Salud

Views: 1059

Del latín salus, que tiene por origen el adjetivo salvus, que significa entero o salvo. Propiamente  dicho: entero o intacto. Significa estar en condiciones de sobrellevar un obstáculo o dificultad sea esta natural o sobrenatural y una inmediatamente se pregunta ante el consultorio médico: Cómo el estado físico podría estar intacto si es lo único material expuesto al paso de los años a la desavenencia de la malnutrición y los climas inclementes. A los hijos, a la edad, al abandono.

En el ambiente psíquico, físico y social se nos exige este estado corporal que nos permita seguir viviendo; ser saludables es un requisito. De una lectura reciente tomo este ejemplo: el de la piedra que está entera, pero no vive y la idea de que al morir perderemos individualidad, pues nos reintegramos a la naturaleza, nos descomponemos, volvemos nuestros órganos a lo orgánico, qué divertido, es verdad. Pienso de inmediato en que el estatus de las molestias o síntomas que agobian, pero dejan vivir, esos no pueden considerarse saludables y por eso vine acá.

Cierto nivel de agrado hay que tener para vivir bien, pues, sana.
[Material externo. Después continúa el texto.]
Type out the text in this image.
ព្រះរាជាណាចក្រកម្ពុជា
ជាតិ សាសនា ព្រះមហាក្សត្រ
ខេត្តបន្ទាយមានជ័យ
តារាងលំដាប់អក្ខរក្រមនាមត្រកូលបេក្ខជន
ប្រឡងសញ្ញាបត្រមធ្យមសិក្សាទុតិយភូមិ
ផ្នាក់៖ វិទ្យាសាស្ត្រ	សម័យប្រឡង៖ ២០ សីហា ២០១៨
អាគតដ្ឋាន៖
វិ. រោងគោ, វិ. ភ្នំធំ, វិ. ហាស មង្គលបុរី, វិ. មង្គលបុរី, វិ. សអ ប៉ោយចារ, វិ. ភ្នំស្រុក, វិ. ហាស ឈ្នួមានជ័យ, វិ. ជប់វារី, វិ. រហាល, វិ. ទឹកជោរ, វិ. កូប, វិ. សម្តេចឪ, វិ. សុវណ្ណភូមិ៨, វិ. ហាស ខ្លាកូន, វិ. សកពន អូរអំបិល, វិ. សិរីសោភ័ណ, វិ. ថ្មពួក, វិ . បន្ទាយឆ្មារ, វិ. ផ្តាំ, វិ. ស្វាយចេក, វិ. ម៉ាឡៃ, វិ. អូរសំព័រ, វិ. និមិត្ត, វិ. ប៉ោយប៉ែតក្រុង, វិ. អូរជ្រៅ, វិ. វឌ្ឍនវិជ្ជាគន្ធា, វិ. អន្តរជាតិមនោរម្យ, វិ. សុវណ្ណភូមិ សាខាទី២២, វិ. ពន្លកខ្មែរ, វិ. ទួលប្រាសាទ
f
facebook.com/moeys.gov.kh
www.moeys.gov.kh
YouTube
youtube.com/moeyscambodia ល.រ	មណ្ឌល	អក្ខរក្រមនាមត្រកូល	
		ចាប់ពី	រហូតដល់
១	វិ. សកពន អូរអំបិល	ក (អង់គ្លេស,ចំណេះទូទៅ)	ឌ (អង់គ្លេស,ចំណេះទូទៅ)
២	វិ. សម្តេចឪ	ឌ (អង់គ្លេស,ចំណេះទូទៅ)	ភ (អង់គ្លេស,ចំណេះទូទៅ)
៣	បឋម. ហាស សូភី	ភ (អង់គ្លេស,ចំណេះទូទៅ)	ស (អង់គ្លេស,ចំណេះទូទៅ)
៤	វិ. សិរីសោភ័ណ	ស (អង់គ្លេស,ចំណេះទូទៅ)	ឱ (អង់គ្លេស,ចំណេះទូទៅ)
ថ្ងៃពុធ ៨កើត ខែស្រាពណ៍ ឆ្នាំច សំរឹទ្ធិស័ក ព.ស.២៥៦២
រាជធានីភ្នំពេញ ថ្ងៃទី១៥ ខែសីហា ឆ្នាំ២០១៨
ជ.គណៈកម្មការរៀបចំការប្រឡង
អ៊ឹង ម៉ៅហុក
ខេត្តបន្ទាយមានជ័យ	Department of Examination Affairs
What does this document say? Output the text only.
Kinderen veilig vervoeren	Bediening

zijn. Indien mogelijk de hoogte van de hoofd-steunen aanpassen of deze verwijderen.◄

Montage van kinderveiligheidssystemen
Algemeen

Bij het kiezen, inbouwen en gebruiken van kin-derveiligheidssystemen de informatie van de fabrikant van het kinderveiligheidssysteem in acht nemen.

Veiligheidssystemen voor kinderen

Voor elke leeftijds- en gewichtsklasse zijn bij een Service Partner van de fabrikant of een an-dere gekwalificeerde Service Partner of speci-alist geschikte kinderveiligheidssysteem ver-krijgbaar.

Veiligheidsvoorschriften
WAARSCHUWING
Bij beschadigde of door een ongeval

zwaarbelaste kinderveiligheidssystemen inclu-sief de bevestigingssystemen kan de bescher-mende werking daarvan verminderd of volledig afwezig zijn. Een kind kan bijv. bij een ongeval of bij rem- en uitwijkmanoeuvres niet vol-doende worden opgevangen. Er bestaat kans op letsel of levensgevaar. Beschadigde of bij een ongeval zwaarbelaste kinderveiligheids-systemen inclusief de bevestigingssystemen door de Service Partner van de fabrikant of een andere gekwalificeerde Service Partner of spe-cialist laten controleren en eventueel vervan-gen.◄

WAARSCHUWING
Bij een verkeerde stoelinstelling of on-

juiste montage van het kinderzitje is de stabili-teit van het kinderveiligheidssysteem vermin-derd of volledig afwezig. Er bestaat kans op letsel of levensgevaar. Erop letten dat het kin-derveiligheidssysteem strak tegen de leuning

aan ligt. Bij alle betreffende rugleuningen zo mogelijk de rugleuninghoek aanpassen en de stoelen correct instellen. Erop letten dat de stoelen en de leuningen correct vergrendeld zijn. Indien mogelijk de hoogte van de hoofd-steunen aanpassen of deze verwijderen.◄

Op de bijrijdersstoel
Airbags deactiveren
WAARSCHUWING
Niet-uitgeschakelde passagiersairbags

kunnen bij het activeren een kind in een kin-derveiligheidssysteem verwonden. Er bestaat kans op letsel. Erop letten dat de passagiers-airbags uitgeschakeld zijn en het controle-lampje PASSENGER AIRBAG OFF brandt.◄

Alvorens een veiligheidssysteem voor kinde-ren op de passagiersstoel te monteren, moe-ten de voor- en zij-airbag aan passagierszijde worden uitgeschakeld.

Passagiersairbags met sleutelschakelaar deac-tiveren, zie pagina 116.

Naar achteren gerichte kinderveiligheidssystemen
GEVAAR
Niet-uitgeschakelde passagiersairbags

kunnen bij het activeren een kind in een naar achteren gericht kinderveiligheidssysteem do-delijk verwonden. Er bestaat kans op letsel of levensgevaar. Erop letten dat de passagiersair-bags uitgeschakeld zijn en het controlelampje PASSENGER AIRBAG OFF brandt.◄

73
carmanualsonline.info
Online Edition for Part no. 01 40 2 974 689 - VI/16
Inteligencia y espíritu caracteriza a los seres humanos, instrumento de sus actividades es la energía saludable, así podemos dedicarnos a ganar el sustento para nosotros y la descendencia. Eso, sin considerar las lesiones físicas y morales que nos infligen los malvados. Si el examen físico de un paciente revela ciertas anomalías, a quién habrá de culparse, al enfermo por supuesto.

Salutis, la salvación. También lo es  saludar, desear salud, salutare. Sanus Salvus el arte de sobrevivir sano y salvo. Y el brindis, ¡Salud! Que después de esto, haya vida para vivirla.